W ogóle nie zwracali na mnie uwagi.
Janota nie odrywał ode mnie wzroku.
– Ojcze?
Strazynski tylko pokręcił głową. Uczucie, że leżę pod mikroskopem, zniknęło.
– Ten człowiek jest czysty. Ostatnio nie rzucił na nikogo żadnej klątwy ani czaru. Nie omamił tych mężczyzn.
– A czy jest zdolny rzucić klątwę albo czar? – chciał wiedzieć Janota.
– Co pan może na ten temat powiedzieć? – Strazynski zwrócił się do mnie kurtuazyjnie.
– Czy wyglądam na kogoś, kto potrafi zaklinać i czarować? – odpowiedziałem pytaniem na pytanie.
– Tak – rzekł oschle Janota.
– Oto odpowiedź na pańskie pytanie, poruczniku. Wie pan również, że nie przekląłem waszych ludzi.
– To dobrze – stwierdził Janota i opuścił karabin. Byłem pewien, że wystarczyło mgnienie oka, by nabój trafił prosto w moje serce.

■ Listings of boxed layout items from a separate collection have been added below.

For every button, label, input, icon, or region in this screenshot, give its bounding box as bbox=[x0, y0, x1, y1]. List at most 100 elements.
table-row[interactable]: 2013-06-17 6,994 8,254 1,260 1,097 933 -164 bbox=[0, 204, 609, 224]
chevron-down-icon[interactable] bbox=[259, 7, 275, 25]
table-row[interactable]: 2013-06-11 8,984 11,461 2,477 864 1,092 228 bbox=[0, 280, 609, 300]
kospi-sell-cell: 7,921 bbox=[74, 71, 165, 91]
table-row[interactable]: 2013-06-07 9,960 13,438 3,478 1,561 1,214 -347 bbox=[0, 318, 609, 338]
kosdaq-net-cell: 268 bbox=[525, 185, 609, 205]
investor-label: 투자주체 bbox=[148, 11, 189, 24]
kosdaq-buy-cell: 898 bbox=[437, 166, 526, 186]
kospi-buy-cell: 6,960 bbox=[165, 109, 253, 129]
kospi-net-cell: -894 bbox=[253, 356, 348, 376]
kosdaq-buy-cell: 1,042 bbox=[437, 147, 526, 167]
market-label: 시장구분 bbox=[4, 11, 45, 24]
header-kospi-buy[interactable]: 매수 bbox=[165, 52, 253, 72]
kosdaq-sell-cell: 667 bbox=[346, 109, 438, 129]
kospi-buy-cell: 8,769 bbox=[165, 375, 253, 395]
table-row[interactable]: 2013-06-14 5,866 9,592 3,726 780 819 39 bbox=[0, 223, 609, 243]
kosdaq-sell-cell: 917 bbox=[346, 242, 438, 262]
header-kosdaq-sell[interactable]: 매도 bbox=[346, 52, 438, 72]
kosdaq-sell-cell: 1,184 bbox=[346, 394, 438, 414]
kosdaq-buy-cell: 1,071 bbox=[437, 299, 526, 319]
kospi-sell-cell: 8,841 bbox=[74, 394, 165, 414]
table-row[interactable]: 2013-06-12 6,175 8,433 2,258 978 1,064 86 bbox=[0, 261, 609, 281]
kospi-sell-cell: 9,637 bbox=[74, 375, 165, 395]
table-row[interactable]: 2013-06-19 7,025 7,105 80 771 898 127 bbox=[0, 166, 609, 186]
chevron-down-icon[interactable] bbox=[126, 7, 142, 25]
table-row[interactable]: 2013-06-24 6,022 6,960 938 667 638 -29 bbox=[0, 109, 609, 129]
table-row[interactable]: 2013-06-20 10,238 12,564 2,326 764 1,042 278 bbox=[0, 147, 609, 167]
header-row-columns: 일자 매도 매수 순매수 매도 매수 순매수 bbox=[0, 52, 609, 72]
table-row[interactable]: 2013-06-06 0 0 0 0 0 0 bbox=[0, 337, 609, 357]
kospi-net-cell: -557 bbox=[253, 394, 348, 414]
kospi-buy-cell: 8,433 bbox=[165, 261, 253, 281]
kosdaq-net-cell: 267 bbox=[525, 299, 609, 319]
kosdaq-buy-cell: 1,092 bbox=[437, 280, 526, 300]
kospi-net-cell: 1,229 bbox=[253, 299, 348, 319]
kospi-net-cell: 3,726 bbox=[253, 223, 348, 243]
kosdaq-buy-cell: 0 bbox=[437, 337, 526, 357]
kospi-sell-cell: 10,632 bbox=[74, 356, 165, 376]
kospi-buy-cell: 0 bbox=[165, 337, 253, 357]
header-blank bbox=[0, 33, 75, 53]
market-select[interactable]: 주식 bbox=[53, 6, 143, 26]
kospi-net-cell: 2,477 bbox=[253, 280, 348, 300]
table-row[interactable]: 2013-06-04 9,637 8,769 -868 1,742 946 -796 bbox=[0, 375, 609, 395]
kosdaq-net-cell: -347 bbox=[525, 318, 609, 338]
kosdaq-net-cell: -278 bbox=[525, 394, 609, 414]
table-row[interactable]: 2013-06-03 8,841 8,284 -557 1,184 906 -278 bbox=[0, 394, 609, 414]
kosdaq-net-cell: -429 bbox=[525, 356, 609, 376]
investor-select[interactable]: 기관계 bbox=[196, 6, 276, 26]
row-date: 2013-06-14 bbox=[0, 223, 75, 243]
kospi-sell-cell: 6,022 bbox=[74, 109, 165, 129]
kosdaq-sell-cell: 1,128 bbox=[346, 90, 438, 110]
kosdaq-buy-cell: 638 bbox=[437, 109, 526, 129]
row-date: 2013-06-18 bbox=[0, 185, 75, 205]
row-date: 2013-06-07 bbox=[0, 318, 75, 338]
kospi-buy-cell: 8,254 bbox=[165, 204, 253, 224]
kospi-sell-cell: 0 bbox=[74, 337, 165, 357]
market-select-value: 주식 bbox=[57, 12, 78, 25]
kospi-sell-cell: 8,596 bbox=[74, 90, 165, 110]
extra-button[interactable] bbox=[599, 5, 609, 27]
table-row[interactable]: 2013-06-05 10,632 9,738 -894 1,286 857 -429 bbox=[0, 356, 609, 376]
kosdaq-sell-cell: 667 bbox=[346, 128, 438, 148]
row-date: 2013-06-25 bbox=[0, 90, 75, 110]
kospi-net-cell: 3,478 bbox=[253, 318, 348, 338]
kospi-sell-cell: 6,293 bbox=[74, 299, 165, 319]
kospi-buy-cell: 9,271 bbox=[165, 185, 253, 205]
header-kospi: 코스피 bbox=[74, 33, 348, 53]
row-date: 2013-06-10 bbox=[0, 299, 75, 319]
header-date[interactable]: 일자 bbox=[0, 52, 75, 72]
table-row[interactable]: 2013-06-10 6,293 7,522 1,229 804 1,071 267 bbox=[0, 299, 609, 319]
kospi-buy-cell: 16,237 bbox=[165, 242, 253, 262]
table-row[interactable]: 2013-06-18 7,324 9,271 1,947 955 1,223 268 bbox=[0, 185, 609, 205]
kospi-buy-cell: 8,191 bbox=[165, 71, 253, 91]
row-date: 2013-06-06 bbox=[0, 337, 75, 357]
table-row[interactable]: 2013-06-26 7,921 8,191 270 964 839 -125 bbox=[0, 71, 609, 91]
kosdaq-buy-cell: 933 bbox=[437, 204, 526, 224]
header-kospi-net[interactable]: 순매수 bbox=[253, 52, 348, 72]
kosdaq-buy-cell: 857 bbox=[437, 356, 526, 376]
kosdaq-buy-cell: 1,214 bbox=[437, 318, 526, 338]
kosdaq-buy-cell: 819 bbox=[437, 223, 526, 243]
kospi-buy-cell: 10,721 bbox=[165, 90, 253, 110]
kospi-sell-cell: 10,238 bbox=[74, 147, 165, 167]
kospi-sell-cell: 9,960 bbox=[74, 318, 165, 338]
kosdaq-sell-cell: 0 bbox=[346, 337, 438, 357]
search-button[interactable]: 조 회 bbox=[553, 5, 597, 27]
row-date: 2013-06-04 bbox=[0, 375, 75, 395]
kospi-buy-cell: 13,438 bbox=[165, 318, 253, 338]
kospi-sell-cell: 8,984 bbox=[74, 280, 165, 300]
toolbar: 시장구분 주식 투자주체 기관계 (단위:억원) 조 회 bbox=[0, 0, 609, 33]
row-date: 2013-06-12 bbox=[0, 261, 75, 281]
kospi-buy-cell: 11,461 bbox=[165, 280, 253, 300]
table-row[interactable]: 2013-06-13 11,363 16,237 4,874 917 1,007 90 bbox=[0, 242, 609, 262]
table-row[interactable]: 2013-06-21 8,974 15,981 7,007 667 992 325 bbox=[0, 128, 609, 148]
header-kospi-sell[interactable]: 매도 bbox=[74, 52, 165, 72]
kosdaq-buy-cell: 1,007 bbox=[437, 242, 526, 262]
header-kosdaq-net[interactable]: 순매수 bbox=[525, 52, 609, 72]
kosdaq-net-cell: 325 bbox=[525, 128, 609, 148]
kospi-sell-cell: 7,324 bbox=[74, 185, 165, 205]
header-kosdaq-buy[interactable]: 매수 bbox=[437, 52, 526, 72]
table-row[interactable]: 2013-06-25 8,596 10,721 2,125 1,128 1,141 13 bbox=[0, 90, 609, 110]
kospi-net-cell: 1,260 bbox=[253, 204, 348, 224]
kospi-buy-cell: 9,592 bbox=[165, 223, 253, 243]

– Ma pan szczęście, że ci ludzie nie byli od nas. Przysłali ich z Trzyńca. Najemnicy, którzy mieli nas bronić, jakbyśmy sami nie mogli sobie poradzić.
Ojciec Strazynski spojrzał na porucznika – policjanta, a zapewne także miejscowego klawisza i detektywa.
– Może później omówimy z panem R. C. kilka spraw. Po tym, oczywiście, jak już pozałatwia swoje sprawy, z powodu których odwiedził nasze spokojne miasteczko.
– Potrzebujecie żołnierza? – zapytałem wprost, ale żaden nie odpowiedział.